As a mountain gorilla emerged briskly from thick vegetation, I started planning my retreat. But before I could move, the great ape stopped about 15 feet away, wrapped up into a surprisingly round ball and rolled heavily away down a slope of bushy foliage.
It was an exciting look at an individual in the largest group of mountain gorillas that can be visited by tourists in Rwanda's Volcanoes National Park. In an hour, our small group would get much closer to them.
With seven other hikers, a guide and two armed soldiers, we walked carefully through the jungle terrain, as about 35 gorillas ate and played in the sun.
Hiking in a single-file line, John Martello had thought he was bringing up the rear — until he heard a rustling sound and looked back. A gorilla about 3 feet tall decided to follow along, just a few feet behind.
Surrounded by Gorillas
"He was one of the bunch," Martello, a Hoboken, N.J., resident said, referring to the gorilla's short attachment to our group. "It kept on following. It didn't seem very disturbed at all."
The Susa Group, as they are called, include two huge silverbacks — males named for the coloring on their backs that occurs when they reach sexual maturity at about 13 years of age — as well as adult females and youngsters. Silverbacks can stand up to 6 feet tall and weigh more than 400 pounds. Compared to other gorillas, mountain gorillas have longer hair and larger jaws.
Watching Africa's so-called Big Five safari animals — lion, buffalo, leopard, elephant and rhino — often requires keeping a good distance, from the safety of a vehicle. Not so with the gorillas. The close viewing on equal footing makes the trip uniquely thrilling.
At times, we found ourselves surrounded by the gorillas, who can be very active in the short hour tourists get to visit them. All around, there is much eating. Small gorillas climb trees, occasionally falling with a thump after underestimating their weight on a snapping vine. Thudding chest-beating can be heard. Young gorillas ride on the backs of their parents.
A large sedentary gorilla opens its mouth wide and grunts at two rambunctious youngsters. A silverback grooms a young female before pulling her underneath him for a mating session.
Getting Too Close
A young gorilla is cradled gently in an adult's arms.
When we get too close, our guide uses vocalizations to ease tensions. With a throaty rumbling hum, the guide seems to calm them when we get within several feet.
But a wrong move can bring a sudden response. One gorilla let our group know when its comfort zone had been violated.

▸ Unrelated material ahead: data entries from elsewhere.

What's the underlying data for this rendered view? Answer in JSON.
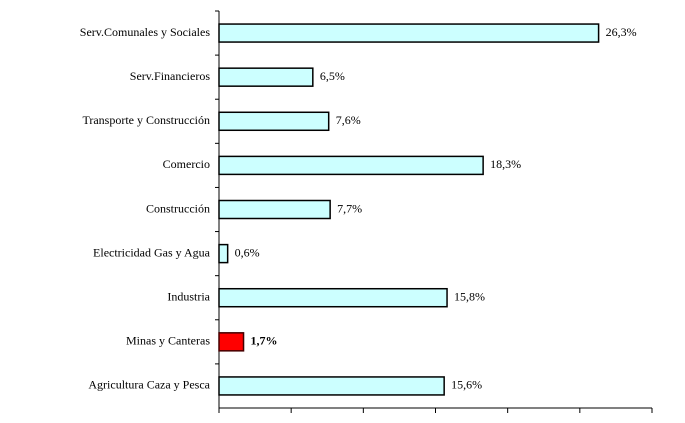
{
  "chart_data": {
    "type": "bar",
    "categories": [
      "Serv.Comunales y Sociales",
      "Serv.Financieros",
      "Transporte y Construcción",
      "Comercio",
      "Construcción",
      "Electricidad Gas y Agua",
      "Industria",
      "Minas y Canteras",
      "Agricultura Caza y Pesca"
    ],
    "values": [
      26.3,
      6.5,
      7.6,
      18.3,
      7.7,
      0.6,
      15.8,
      1.7,
      15.6
    ],
    "value_labels": [
      "26,3%",
      "6,5%",
      "7,6%",
      "18,3%",
      "7,7%",
      "0,6%",
      "15,8%",
      "1,7%",
      "15,6%"
    ],
    "color": "#ccffff",
    "colors": [
      "#ccffff",
      "#ccffff",
      "#ccffff",
      "#ccffff",
      "#ccffff",
      "#ccffff",
      "#ccffff",
      "#ff0000",
      "#ccffff"
    ],
    "xlim": [
      0,
      30
    ],
    "xticks": [
      0,
      5,
      10,
      15,
      20,
      25,
      30
    ]
  }
}
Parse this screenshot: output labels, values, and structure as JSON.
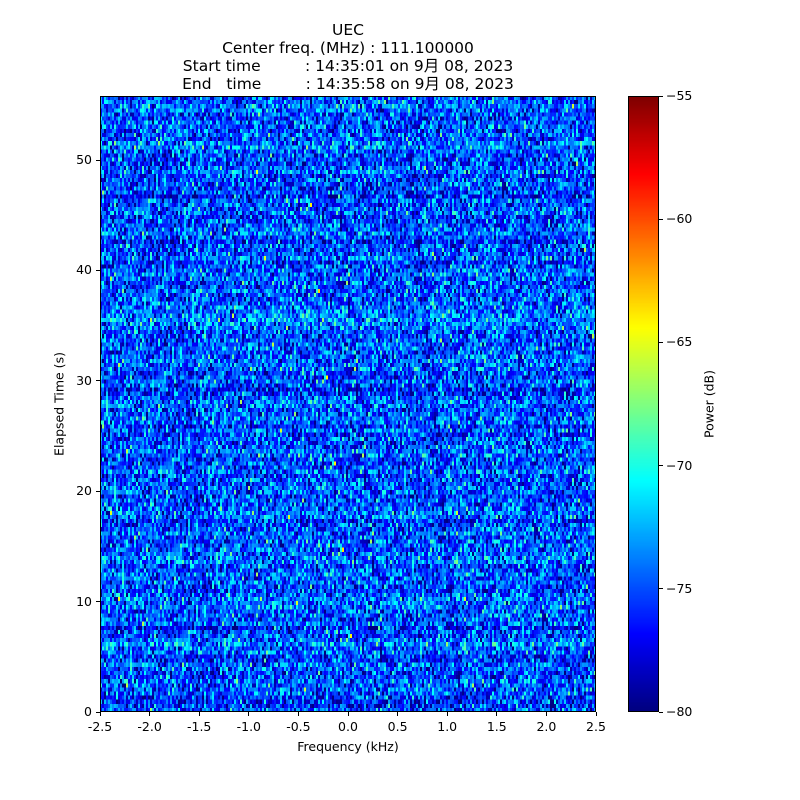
{
  "chart_data": {
    "type": "heatmap",
    "title_lines": [
      "UEC",
      "Center freq. (MHz) : 111.100000",
      "Start time         : 14:35:01 on 9月 08, 2023",
      "End   time         : 14:35:58 on 9月 08, 2023"
    ],
    "xlabel": "Frequency (kHz)",
    "ylabel": "Elapsed Time (s)",
    "xlim": [
      -2.5,
      2.5
    ],
    "ylim": [
      0,
      55.8
    ],
    "xticks": [
      "-2.5",
      "-2.0",
      "-1.5",
      "-1.0",
      "-0.5",
      "0.0",
      "0.5",
      "1.0",
      "1.5",
      "2.0",
      "2.5"
    ],
    "xtick_values": [
      -2.5,
      -2.0,
      -1.5,
      -1.0,
      -0.5,
      0.0,
      0.5,
      1.0,
      1.5,
      2.0,
      2.5
    ],
    "yticks": [
      "0",
      "10",
      "20",
      "30",
      "40",
      "50"
    ],
    "ytick_values": [
      0,
      10,
      20,
      30,
      40,
      50
    ],
    "colorbar": {
      "label": "Power (dB)",
      "colormap": "jet",
      "range": [
        -80,
        -55
      ],
      "ticks": [
        "−80",
        "−75",
        "−70",
        "−65",
        "−60",
        "−55"
      ],
      "tick_values": [
        -80,
        -75,
        -70,
        -65,
        -60,
        -55
      ]
    },
    "values_description_stats": {
      "grid_cols": 248,
      "grid_rows": 150,
      "mean_db": -75,
      "std_db": 2.6
    }
  }
}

Andrew Jones saw nothing but "just kind of a blur of a large animal flying by" as a gorilla rushed toward him in an apparent bluff charge. The guide grabbed Jones' arm and shoved him away, hard.
"The heart was racing a little," said Jones, one of the tallest members of our group, who lives in Kigali and was on his second trip to see the gorillas.
For the most part, though, the gorillas appeared very tolerant of our presence.
"I felt very secure, even while the silverback came quite close," said Eric Sevrin, of Oslo, Norway.